Tuesday, June 4, 2013

Ev

Çantam ile yaşarım diye düşündüm. Sadece agrandizörüm sığmazdı ama uzunca bir süredir onu da kullanmıyorum. Varlığı güven veriyor, o ayrı.

Evim olmadı hiç. Bir odam, belki.. Ev hayatı bana göre mi, denedim  ama hala bilmiyorum. Haftamın yarısı otellerde geçerken kendi yatağıma gittikçe uzaklaştım.

Senin yanındayken, sendeyken de kendimi bir "ev"de hissetmek istedim. Herşeyin düzenli olduğu, mis koktuğu, yumuşak olduğu evinde bir insanın kendini huzurlu hissetmemesi imkansızdı belki. En güzel yemeklerin piştiği mutfaktan  ayaklara masaj yaparmış gibi döşenen banyo taşlarına kadar bütün o mükemmelliyetçi ama biraz da sade düzenindeki büyük tezatın kendin olduğunu farkediyordun. Çift kişilik yatağında en güzel uykuların yalnız uykular olduğuna inandın, tek kişilik yemekleri çift kişilik tencerelerde yapmanın huzurunu bulmaya çalıştın. Oysa onların doğası öyle değil. Farkındaydın ama kabul edenmiyordun. Eksiktin, tamamlanamayacak kadar.

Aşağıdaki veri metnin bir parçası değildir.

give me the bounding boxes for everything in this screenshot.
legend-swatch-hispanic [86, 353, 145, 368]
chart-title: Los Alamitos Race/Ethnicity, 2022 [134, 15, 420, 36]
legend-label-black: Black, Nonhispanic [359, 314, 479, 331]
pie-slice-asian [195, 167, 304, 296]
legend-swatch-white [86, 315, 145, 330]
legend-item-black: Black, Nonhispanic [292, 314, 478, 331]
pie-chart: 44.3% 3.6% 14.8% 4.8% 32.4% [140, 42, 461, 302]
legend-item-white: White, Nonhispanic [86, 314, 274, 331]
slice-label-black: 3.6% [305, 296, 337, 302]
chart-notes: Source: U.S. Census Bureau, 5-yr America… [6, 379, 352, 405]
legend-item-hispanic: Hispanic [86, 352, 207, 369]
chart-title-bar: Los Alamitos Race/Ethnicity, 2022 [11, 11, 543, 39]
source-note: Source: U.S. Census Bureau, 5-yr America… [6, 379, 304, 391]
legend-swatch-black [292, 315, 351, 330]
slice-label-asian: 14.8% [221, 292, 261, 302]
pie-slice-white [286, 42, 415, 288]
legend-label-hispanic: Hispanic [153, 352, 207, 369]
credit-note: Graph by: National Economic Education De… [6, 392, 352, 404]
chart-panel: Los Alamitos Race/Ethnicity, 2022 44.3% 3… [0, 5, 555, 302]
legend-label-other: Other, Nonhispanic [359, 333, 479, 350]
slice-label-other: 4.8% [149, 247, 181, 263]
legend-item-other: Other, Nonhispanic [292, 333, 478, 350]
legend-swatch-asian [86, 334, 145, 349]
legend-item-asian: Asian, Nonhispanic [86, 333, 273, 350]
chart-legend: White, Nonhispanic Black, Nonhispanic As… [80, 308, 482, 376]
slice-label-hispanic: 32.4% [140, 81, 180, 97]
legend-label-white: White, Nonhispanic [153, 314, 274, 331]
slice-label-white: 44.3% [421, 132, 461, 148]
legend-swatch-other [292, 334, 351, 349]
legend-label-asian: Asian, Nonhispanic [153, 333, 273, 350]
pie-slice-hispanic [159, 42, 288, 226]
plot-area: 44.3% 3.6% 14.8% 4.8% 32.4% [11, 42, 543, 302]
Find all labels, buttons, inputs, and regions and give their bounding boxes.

Senin evindeyken kendimi bir evde hissetmek istedim ama olmadı. Ev huzur demek, huzur gelecekten korkmamak demek. Kaldığım otellerde daha huzurluydum. Gelecek hafta ne zaman geleceğimi tekrar biliyordum, ve daha iyisi oranın bir otel olduğunu biliyordum.

Evine de otel gibi bakmalıydım. Ama yapamadım. Bu yaşımda duygularımı ezip robotlar gibi davranamadım.

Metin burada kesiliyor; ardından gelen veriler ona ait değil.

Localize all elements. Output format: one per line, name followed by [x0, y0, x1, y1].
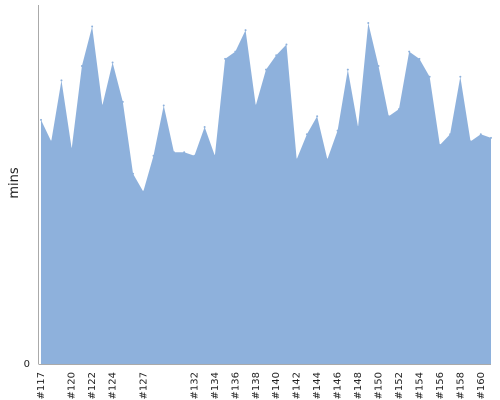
data-point-#138 — [254, 104, 257, 107]
data-point-#150 — [377, 65, 380, 68]
data-point-#151 — [387, 115, 390, 118]
x-tick-label: #127 — [138, 372, 149, 399]
data-point-#119 — [60, 79, 63, 82]
data-point-#122 — [91, 25, 94, 28]
data-point-#159 — [469, 140, 472, 143]
data-point-#157 — [449, 133, 452, 136]
data-point-#133 — [203, 126, 206, 129]
x-tick-label: #144 — [312, 372, 323, 399]
data-point-#130 — [172, 151, 175, 154]
data-point-#120 — [70, 147, 73, 150]
data-point-#117 — [40, 118, 42, 121]
data-point-#143 — [305, 133, 308, 136]
x-tick-label: #136 — [230, 372, 241, 399]
data-point-#141 — [285, 43, 288, 46]
y-tick-label-0: 0 — [24, 359, 30, 370]
data-point-#149 — [367, 21, 370, 24]
data-point-#146 — [336, 129, 339, 132]
data-point-#129 — [162, 104, 165, 107]
x-tick-label: #156 — [435, 372, 446, 399]
data-point-#128 — [152, 154, 155, 157]
data-point-#135 — [224, 57, 227, 60]
data-point-#134 — [213, 154, 216, 157]
x-tick-label: #146 — [333, 372, 344, 399]
data-point-#139 — [265, 68, 267, 71]
y-axis-title: mins — [7, 167, 22, 199]
data-point-#155 — [428, 75, 431, 78]
x-tick-label: #140 — [271, 372, 282, 399]
data-point-#136 — [234, 50, 237, 53]
data-point-#131 — [183, 151, 186, 154]
area-series — [41, 22, 491, 364]
x-tick-label: #124 — [108, 372, 119, 399]
data-point-#144 — [316, 115, 319, 118]
data-point-#123 — [101, 104, 104, 107]
data-point-#147 — [346, 68, 349, 71]
x-tick-label: #152 — [394, 372, 405, 399]
x-tick-label: #142 — [292, 372, 303, 399]
x-tick-label: #117 — [36, 372, 47, 399]
data-point-#142 — [295, 158, 298, 161]
x-tick-label: #158 — [455, 372, 466, 399]
data-point-#127 — [142, 190, 145, 193]
data-point-#125 — [121, 100, 124, 103]
x-tick-label: #154 — [414, 372, 425, 399]
data-point-#160 — [479, 133, 482, 136]
x-tick-label: #148 — [353, 372, 364, 399]
data-point-#158 — [459, 75, 462, 78]
data-point-#153 — [408, 50, 411, 53]
data-point-#152 — [397, 108, 400, 111]
x-tick-label: #122 — [87, 372, 98, 399]
data-point-#137 — [244, 29, 247, 32]
data-point-#145 — [326, 158, 329, 161]
x-tick-label: #134 — [210, 372, 221, 399]
data-point-#121 — [80, 65, 83, 68]
data-point-#124 — [111, 61, 114, 64]
x-tick-label: #120 — [67, 372, 78, 399]
data-point-#148 — [357, 126, 360, 129]
x-tick-label: #150 — [374, 372, 385, 399]
data-point-#156 — [438, 144, 441, 147]
area-series-layer — [40, 21, 492, 364]
data-point-#126 — [132, 172, 135, 175]
x-axis-ticks: #117 #120 #122 #124 #127 #132 #134 #136 #138 #140… — [36, 372, 487, 399]
data-point-#140 — [275, 54, 278, 57]
x-tick-label: #132 — [189, 372, 200, 399]
data-point-#118 — [50, 140, 53, 143]
axes — [38, 5, 491, 365]
data-point-#132 — [193, 154, 196, 157]
x-tick-label: #160 — [476, 372, 487, 399]
data-point-#154 — [418, 57, 421, 60]
x-tick-label: #138 — [251, 372, 262, 399]
data-point-#161 — [490, 136, 492, 139]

Ev, huzurdur. Sen huzurluydun hep, ben tedirgin. Ben misafirdim. Sabah senin için pişireceğim yumurtaları yemeyecek insandın.

Çift kişilik yataktaki çift kişilik battaniyelerin aslında küçük olduğunu ısınma içi sana sarılmak zorunda kaldığımı "artık sana sarılmanın, bozuk otomobille yola çıkmakla eşdeğer olduğu"nu anladığımda farkettim. biraz uzak kaldığımda üstüm açılıyordu ve battaniye senin üzerindeydi. Bencildin.

Ve daha da kötüsü senin gibi yalnız olan mahallen hemen yanı başında olduğu ormandan gelen soğuk üşütüyordu.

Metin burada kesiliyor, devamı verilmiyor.